Imagine um gás dentro de um recipiente com pistão. Você comprime o gás apertando esse pistão — ou seja, exercendo uma força sobre ele. O volume do gás vai diminuindo, e a pressão no interior desse recipiente vai aumentando. Mas sabemos que não dá pra comprimir esse gás indefinidamente: uma hora, ele vai começar a se liquefazer. Ou seja, vai existir dentro desse recipiente uma parte — cientificamente falando, uma fase — gasosa e outra líquida dessa mesma substância. O que acontece com a pressão enquanto essa transformação gás para líquido — a liquefação — ocorre?

A pressão fica constante!

Estudamos que durante uma mudança de estado físico a temperatura de uma substância pura não muda. Mas eu nunca havia pensado no que ocorre com a pressão.

A explicação é que durante o processo de liquefação, a energia adicionada ao sistema (através do trabalho exercido sobre o pistão, ou, falando de uma forma mais simples, ao empurrarmos o pistão) não é usada para aumentar mais a pressão do gás, mas sim para produzir mais líquido.

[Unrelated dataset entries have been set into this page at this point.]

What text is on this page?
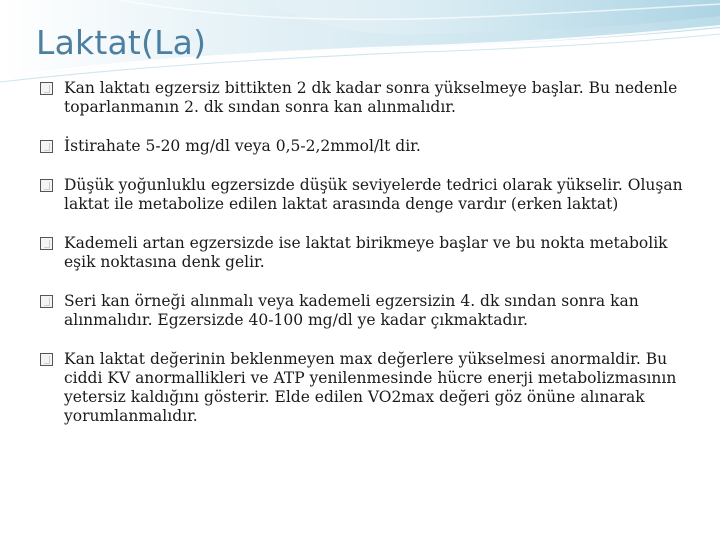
Laktat(La)
Kan laktatı egzersiz bittikten 2 dk kadar sonra yükselmeye başlar. Bu nedenle toparlanmanın 2. dk sından sonra kan alınmalıdır.
İstirahate 5-20 mg/dl veya 0,5-2,2mmol/lt dir.
Düşük yoğunluklu egzersizde düşük seviyelerde tedrici olarak yükselir. Oluşan laktat ile metabolize edilen laktat arasında denge vardır (erken laktat)
Kademeli artan egzersizde ise laktat birikmeye başlar ve bu nokta metabolik eşik noktasına denk gelir.
Seri kan örneği alınmalı veya kademeli egzersizin 4. dk sından sonra kan alınmalıdır. Egzersizde 40-100 mg/dl ye kadar çıkmaktadır.
Kan laktat değerinin beklenmeyen max değerlere yükselmesi anormaldir. Bu ciddi KV anormallikleri ve ATP yenilenmesinde hücre enerji metabolizmasının yetersiz kaldığını gösterir. Elde edilen VO2max değeri göz önüne alınarak yorumlanmalıdır.
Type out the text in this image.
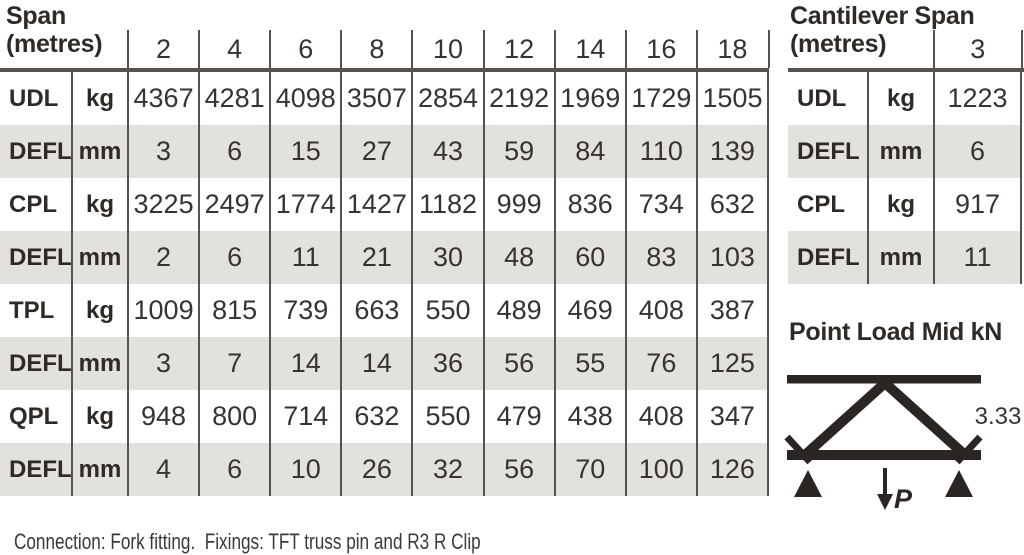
Span
(metres)	2	4	6	8	10	12	14	16	18
UDL	kg 4367 4281 4098 3507 2854 2192 1969 1729 1505
DEFL mm	3	6	15	27	43	59	84	110	139
CPL	kg 3225 2497 1774 1427 1182 999 836 734 632
DEFL mm	2	6	11	21	30	48	60	83	103
TPL	kg 1009 815 739 663 550 489 469 408 387
DEFL mm	3	7	14	14	36	56	55	76	125
QPL	kg	948 800 714 632 550 479 438 408 347
DEFL mm	4	6	10	26	32	56	70	100 126
Cantilever Span
(metres)	3
UDL	kg	1223
DEFL mm	6
CPL	kg	917
DEFL mm	11
Point Load Mid kN
3.33
P

Connection: Fork fitting.  Fixings: TFT truss pin and R3 R Clip
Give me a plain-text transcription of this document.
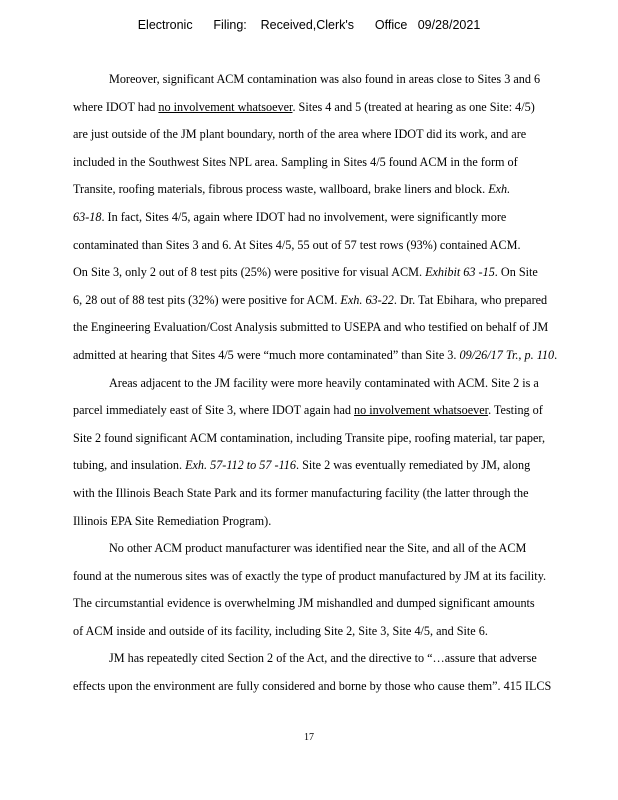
Electronic      Filing:    Received,Clerk's      Office   09/28/2021
Moreover, significant ACM contamination was also found in areas close to Sites 3 and 6
where IDOT had no involvement whatsoever. Sites 4 and 5 (treated at hearing as one Site: 4/5)
are just outside of the JM plant boundary, north of the area where IDOT did its work, and are
included in the Southwest Sites NPL area. Sampling in Sites 4/5 found ACM in the form of
Transite, roofing materials, fibrous process waste, wallboard, brake liners and block. Exh.
63-18. In fact, Sites 4/5, again where IDOT had no involvement, were significantly more
contaminated than Sites 3 and 6. At Sites 4/5, 55 out of 57 test rows (93%) contained ACM.
On Site 3, only 2 out of 8 test pits (25%) were positive for visual ACM. Exhibit 63 -15. On Site
6, 28 out of 88 test pits (32%) were positive for ACM. Exh. 63-22. Dr. Tat Ebihara, who prepared
the Engineering Evaluation/Cost Analysis submitted to USEPA and who testified on behalf of JM
admitted at hearing that Sites 4/5 were “much more contaminated” than Site 3. 09/26/17 Tr., p. 110.
Areas adjacent to the JM facility were more heavily contaminated with ACM. Site 2 is a
parcel immediately east of Site 3, where IDOT again had no involvement whatsoever. Testing of
Site 2 found significant ACM contamination, including Transite pipe, roofing material, tar paper,
tubing, and insulation. Exh. 57-112 to 57 -116. Site 2 was eventually remediated by JM, along
with the Illinois Beach State Park and its former manufacturing facility (the latter through the
Illinois EPA Site Remediation Program).
No other ACM product manufacturer was identified near the Site, and all of the ACM
found at the numerous sites was of exactly the type of product manufactured by JM at its facility.
The circumstantial evidence is overwhelming JM mishandled and dumped significant amounts
of ACM inside and outside of its facility, including Site 2, Site 3, Site 4/5, and Site 6.
JM has repeatedly cited Section 2 of the Act, and the directive to “…assure that adverse
effects upon the environment are fully considered and borne by those who cause them”. 415 ILCS
17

Algumas observações interessantes:

  1. Liquefação e condensação são a mesma coisa?

Geralmente estamos acostumados a usar os dois como sinônimos, mas aprendi semestre passado na disciplina de Química Geral que condensação é a passagem do gasoso para o líquido através da diminuição da temperatura, e liquefação é a passagem do gasoso para o líquido através do aumento de pressão.

Por exemplo:

  • Quando o vapor de água de uma panela fervendo atinge a tampa mais fria, ele sofre condensação — e é por isso que a tampa fica molhada, ou “suada”.
  • Quando o gás de cozinha é colocado dentro do botijão de gás, ele é colocado sob pressão, de forma a torná-lo líquido — passando por liquefação nesse processo. Por isso mesmo ele é denominado GLP: gás liquefeito de petróleo.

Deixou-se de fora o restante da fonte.